In mid-March she came down with something called Puerperal Peritonitis. This is (so I have read) a post-partum infection, not necessarily fatal, but frequently so back then. Since a stillbirth should have generated a registration of death, and I can find none in the archives, I surmise that Agnes must have had a miscarriage and then, on top of the sorrow of losing her baby, suffered from an infection for two weeks before dying at home.

And with that, Agnes vanishes from our family history, along with the rest of the Scott family.

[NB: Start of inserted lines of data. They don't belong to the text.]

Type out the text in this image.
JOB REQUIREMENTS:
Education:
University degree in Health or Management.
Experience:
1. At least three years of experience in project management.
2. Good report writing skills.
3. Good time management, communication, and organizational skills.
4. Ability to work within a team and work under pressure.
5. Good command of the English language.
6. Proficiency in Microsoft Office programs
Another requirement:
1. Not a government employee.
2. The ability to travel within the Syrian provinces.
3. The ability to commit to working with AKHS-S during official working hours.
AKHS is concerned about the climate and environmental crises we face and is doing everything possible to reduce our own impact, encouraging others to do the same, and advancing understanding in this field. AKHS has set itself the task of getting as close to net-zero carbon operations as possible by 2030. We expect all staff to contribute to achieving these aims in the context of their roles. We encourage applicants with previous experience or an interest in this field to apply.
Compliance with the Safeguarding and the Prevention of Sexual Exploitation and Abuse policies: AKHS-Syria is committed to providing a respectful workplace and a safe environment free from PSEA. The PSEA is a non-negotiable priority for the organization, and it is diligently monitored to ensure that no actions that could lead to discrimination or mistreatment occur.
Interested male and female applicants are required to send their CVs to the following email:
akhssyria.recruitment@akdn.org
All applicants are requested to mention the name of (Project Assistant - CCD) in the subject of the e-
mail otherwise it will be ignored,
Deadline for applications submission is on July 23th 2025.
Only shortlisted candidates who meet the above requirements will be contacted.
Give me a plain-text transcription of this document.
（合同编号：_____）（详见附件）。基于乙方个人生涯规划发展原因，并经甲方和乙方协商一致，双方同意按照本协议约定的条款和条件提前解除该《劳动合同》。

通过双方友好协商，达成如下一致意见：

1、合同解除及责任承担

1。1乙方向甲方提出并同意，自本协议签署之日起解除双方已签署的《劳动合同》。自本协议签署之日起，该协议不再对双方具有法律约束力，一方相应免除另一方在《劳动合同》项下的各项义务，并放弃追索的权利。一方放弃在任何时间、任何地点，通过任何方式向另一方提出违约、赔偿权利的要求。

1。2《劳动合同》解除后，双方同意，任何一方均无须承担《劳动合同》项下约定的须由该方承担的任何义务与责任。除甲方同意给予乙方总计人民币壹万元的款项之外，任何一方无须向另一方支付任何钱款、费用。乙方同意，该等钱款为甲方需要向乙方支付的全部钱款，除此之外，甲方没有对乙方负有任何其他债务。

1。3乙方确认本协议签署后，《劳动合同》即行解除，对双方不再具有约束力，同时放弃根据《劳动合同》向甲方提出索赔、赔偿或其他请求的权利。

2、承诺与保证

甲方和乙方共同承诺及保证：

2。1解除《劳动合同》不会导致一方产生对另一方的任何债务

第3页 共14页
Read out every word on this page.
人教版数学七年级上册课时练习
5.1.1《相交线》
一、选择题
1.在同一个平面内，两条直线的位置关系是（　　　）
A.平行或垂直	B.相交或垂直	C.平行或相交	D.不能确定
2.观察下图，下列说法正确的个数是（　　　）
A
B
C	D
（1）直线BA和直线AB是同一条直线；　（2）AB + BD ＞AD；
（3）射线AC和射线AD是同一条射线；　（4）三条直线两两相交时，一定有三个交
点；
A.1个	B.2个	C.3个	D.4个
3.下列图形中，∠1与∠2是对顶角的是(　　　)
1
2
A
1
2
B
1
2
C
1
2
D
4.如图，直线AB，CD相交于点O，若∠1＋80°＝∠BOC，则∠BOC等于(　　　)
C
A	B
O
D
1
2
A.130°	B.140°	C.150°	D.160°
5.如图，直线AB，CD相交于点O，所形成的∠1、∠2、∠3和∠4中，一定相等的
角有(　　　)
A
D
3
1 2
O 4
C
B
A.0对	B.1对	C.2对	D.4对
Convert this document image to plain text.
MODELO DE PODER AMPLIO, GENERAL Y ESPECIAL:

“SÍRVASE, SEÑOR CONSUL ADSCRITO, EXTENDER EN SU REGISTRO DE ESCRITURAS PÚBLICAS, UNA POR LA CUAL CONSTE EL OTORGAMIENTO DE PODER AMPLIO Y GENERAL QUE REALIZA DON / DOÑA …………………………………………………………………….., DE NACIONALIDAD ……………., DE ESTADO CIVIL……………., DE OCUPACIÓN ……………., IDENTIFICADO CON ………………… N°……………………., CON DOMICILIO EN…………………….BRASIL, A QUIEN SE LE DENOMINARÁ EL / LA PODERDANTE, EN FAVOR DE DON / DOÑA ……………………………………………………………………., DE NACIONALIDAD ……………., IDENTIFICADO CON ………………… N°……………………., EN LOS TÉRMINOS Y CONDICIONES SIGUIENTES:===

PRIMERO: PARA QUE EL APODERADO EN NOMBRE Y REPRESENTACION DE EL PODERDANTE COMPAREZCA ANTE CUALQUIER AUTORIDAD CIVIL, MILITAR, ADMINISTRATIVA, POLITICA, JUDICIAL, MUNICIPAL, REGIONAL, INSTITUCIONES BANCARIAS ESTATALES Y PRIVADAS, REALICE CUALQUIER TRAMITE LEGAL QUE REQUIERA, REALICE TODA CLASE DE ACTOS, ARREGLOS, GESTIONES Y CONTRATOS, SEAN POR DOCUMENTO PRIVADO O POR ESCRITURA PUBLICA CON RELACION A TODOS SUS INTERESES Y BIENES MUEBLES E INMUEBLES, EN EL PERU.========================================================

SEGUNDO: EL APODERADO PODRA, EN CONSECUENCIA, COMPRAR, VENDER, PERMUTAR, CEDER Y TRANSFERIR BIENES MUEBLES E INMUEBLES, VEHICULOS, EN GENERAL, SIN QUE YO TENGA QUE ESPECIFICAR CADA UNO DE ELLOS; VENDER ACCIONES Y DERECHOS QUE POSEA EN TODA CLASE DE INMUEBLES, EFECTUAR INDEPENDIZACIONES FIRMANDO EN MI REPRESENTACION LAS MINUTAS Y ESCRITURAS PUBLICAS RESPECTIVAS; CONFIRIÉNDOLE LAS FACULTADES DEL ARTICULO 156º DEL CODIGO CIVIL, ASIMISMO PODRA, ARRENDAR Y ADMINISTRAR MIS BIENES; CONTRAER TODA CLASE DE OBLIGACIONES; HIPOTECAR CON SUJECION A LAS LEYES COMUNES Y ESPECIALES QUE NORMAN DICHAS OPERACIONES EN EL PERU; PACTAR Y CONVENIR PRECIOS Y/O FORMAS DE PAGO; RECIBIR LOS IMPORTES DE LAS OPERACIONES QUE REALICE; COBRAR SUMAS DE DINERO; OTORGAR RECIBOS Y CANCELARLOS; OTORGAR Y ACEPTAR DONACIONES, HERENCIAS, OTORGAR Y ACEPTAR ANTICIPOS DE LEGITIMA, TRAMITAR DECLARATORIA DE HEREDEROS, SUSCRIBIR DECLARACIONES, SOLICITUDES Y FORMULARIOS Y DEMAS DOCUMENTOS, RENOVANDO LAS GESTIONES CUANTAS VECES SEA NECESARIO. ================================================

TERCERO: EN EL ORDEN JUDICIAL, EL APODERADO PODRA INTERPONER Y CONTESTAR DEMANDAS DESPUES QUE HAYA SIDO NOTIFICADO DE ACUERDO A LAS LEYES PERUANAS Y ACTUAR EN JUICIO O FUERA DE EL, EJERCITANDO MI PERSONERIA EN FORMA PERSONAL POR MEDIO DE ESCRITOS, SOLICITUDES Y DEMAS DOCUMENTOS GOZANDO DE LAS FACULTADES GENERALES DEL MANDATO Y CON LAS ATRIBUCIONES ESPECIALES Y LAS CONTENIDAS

This is pretty heady stuff to think about. Agnes might have been the mother of a big family, but instead she died and Margaret came along the following year and took her place. John and Agnes knew each other for a long time before getting married… What kind of bond did they have? Agnes’ father and John’s father must have known each other for at least as long; what was their relationship? Was religion a point of contention between them? Did the fact that Agnes’ father was a (skilled) weaver whereas John’s father was an unskilled fireclay laborer ever come between them? Or the fact that Agnes’ father was twenty years older than John’s father? Did the fact that William was born in Scotland but John’s family were immigrants from Ireland figure in it? I am throwing out these wild speculations for a reason: It’s puzzling that John and Agnes knew each other for so long but waited and waited and waited before getting married. They were, after all, unusually old (29 and 30) at the time of their marriage.

My pet theory is that John and Agnes were long-time sweethearts but her father forbade them to marry because he didn’t think John was “good enough” for his daughter. When he finally relented, her advanced age contributed directly to complications that led to her death, obstetric medicine being as poor as it was in those days. Keep in mind that this is conjecture on my part, based on highly circumstantial evidence. There is absolutely no family oral history that I know of that supports my conclusion, and there are other ways to interpret the evidence.

I wonder how much of this story was known to John’s second wife Margaret. Margaret, though much younger than Agnes, worked at the Paisley threadmill too; could they have known each other? Been friends? Or is it possible that I, nosing around in the archives over a century later, actually know more now about John’s past than my great-great-grandmother Margaret did?

For me, discovering all this was intensely sad, but at the same time exciting. I was glad to be able to bring Agnes’ brief story to light at last. Previously she had been nothing more than a rumor in a letter that few people knew about, but now at least she has a name.